Der "Audiolaberthread" Nummer 1

Ein günstigen KHV sollte man dann aber schon noch dazu holen, der Onboard-Codec ist totaler Müll und generell viel zu schwachbrüstig.
Beides etwas arg überspitzt. Warum sollte nicht der 250Ohm-KH am Onboard getestet werden und bei gefallen so betrieben werden?
Ich hab jetzt die 600 Ohm Variante gekauft und den FiiO E10k.
Hat das jemals jemand ausprobiert, ob die 600 Ohm Variante am On-Board Sound schlecht geht?

Bei mir geht das nämlich super.
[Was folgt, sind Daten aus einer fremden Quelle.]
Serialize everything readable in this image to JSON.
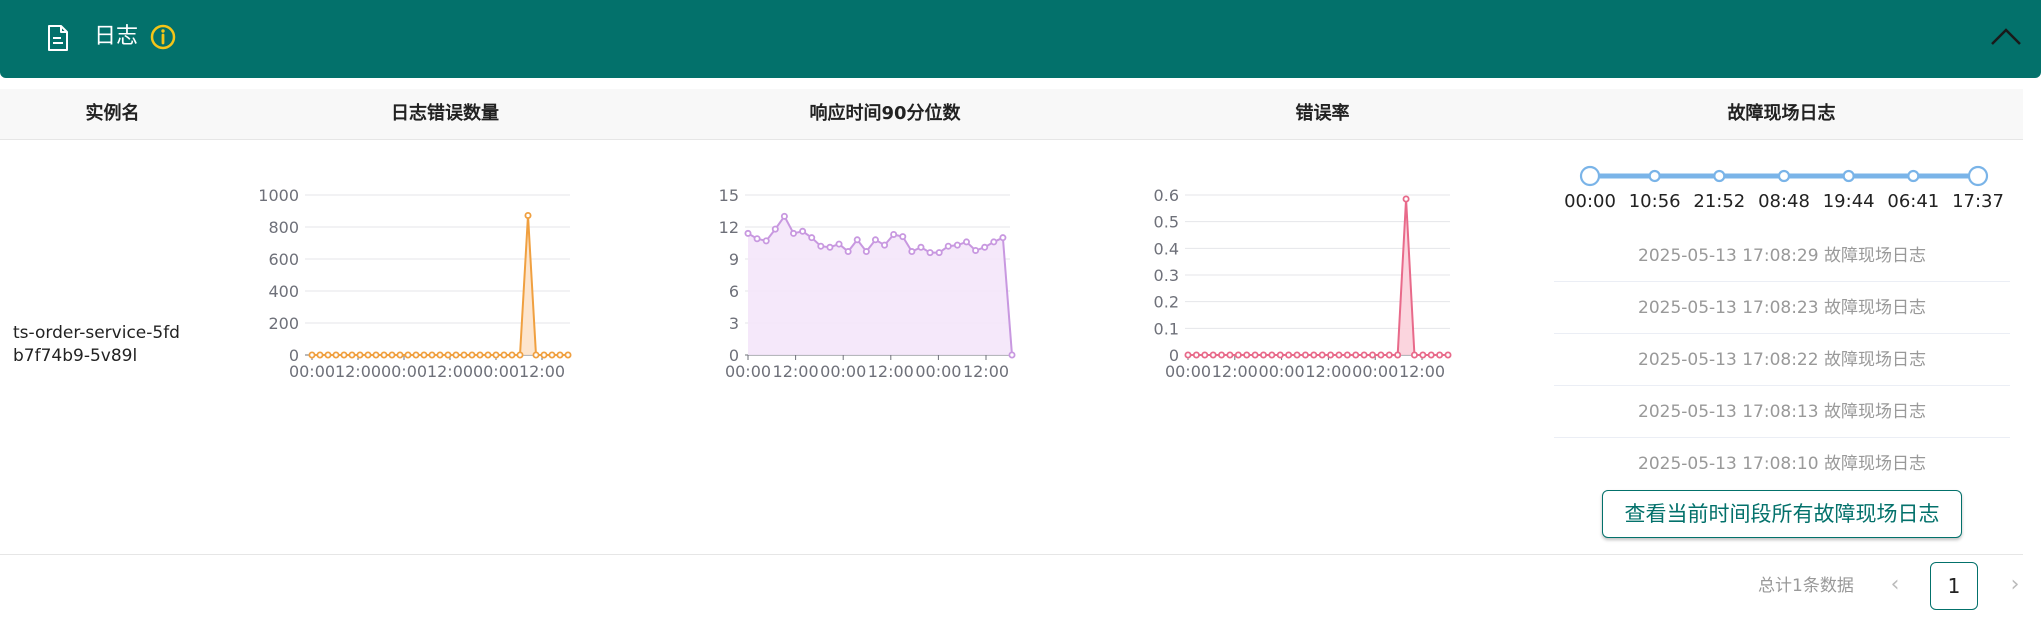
{
  "header": {
    "title": "日志",
    "icons": {
      "document": "document-icon",
      "info": "info-icon",
      "collapse": "chevron-up-icon"
    },
    "colors": {
      "background": "#03716b",
      "info": "#f5c518"
    }
  },
  "table": {
    "columns": [
      "实例名",
      "日志错误数量",
      "响应时间90分位数",
      "错误率",
      "故障现场日志"
    ],
    "rows": [
      {
        "instance": "ts-order-service-5fdb7f74b9-5v89l"
      }
    ]
  },
  "chart_data": [
    {
      "type": "area",
      "color": "#f0a040",
      "fill": "#fde2c8",
      "yticks": [
        "0",
        "200",
        "400",
        "600",
        "800",
        "1000"
      ],
      "xticks": [
        "00:00",
        "12:00",
        "00:00",
        "12:00",
        "00:00",
        "12:00"
      ],
      "ylim": [
        0,
        1000
      ],
      "values": [
        0,
        0,
        0,
        0,
        0,
        0,
        0,
        0,
        0,
        0,
        0,
        0,
        0,
        0,
        0,
        0,
        0,
        0,
        0,
        0,
        0,
        0,
        0,
        0,
        0,
        0,
        0,
        872,
        0,
        0,
        0,
        0,
        0
      ]
    },
    {
      "type": "area",
      "color": "#c898e0",
      "fill": "#f4e6fa",
      "yticks": [
        "0",
        "3",
        "6",
        "9",
        "12",
        "15"
      ],
      "xticks": [
        "00:00",
        "12:00",
        "00:00",
        "12:00",
        "00:00",
        "12:00"
      ],
      "ylim": [
        0,
        15
      ],
      "values": [
        11.4,
        10.9,
        10.7,
        11.8,
        13.0,
        11.4,
        11.6,
        11.0,
        10.2,
        10.1,
        10.4,
        9.7,
        10.8,
        9.7,
        10.8,
        10.3,
        11.3,
        11.1,
        9.7,
        10.1,
        9.6,
        9.6,
        10.2,
        10.3,
        10.6,
        9.8,
        10.1,
        10.6,
        11.0,
        0
      ]
    },
    {
      "type": "area",
      "color": "#e86a8a",
      "fill": "#fbd0da",
      "yticks": [
        "0",
        "0.1",
        "0.2",
        "0.3",
        "0.4",
        "0.5",
        "0.6"
      ],
      "xticks": [
        "00:00",
        "12:00",
        "00:00",
        "12:00",
        "00:00",
        "12:00"
      ],
      "ylim": [
        0,
        0.6
      ],
      "values": [
        0,
        0,
        0,
        0,
        0,
        0,
        0,
        0,
        0,
        0,
        0,
        0,
        0,
        0,
        0,
        0,
        0,
        0,
        0,
        0,
        0,
        0,
        0,
        0,
        0,
        0,
        0.585,
        0,
        0,
        0,
        0,
        0
      ]
    }
  ],
  "timeline": {
    "labels": [
      "00:00",
      "10:56",
      "21:52",
      "08:48",
      "19:44",
      "06:41",
      "17:37"
    ],
    "color": "#7ab4e8"
  },
  "fault_logs": [
    "2025-05-13 17:08:29 故障现场日志",
    "2025-05-13 17:08:23 故障现场日志",
    "2025-05-13 17:08:22 故障现场日志",
    "2025-05-13 17:08:13 故障现场日志",
    "2025-05-13 17:08:10 故障现场日志"
  ],
  "view_all_button": "查看当前时间段所有故障现场日志",
  "pagination": {
    "total": "总计1条数据",
    "current": "1",
    "prev": "‹",
    "next": "›"
  }
}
Die Lautstärke lässt sich auf "Sie werden taub" hochdrehen.
Auf dem Karton steht 600 Ohm, auf dem Stecker steht 600 Ohm.

Habe die Kopfhöhrer auch an meinem alten Creative Zen Touch getestet. Da sind die Kopfhöhrer recht leise, volle Lautstärke am Gerät reicht aber immernoch für einen bleibenden Gehöhrschaden.
Es reicht für dem normalen Höhrgenuss aber immer noch aus, ohne meine Umwelt mit meinem Musikgeschmack zu nerven.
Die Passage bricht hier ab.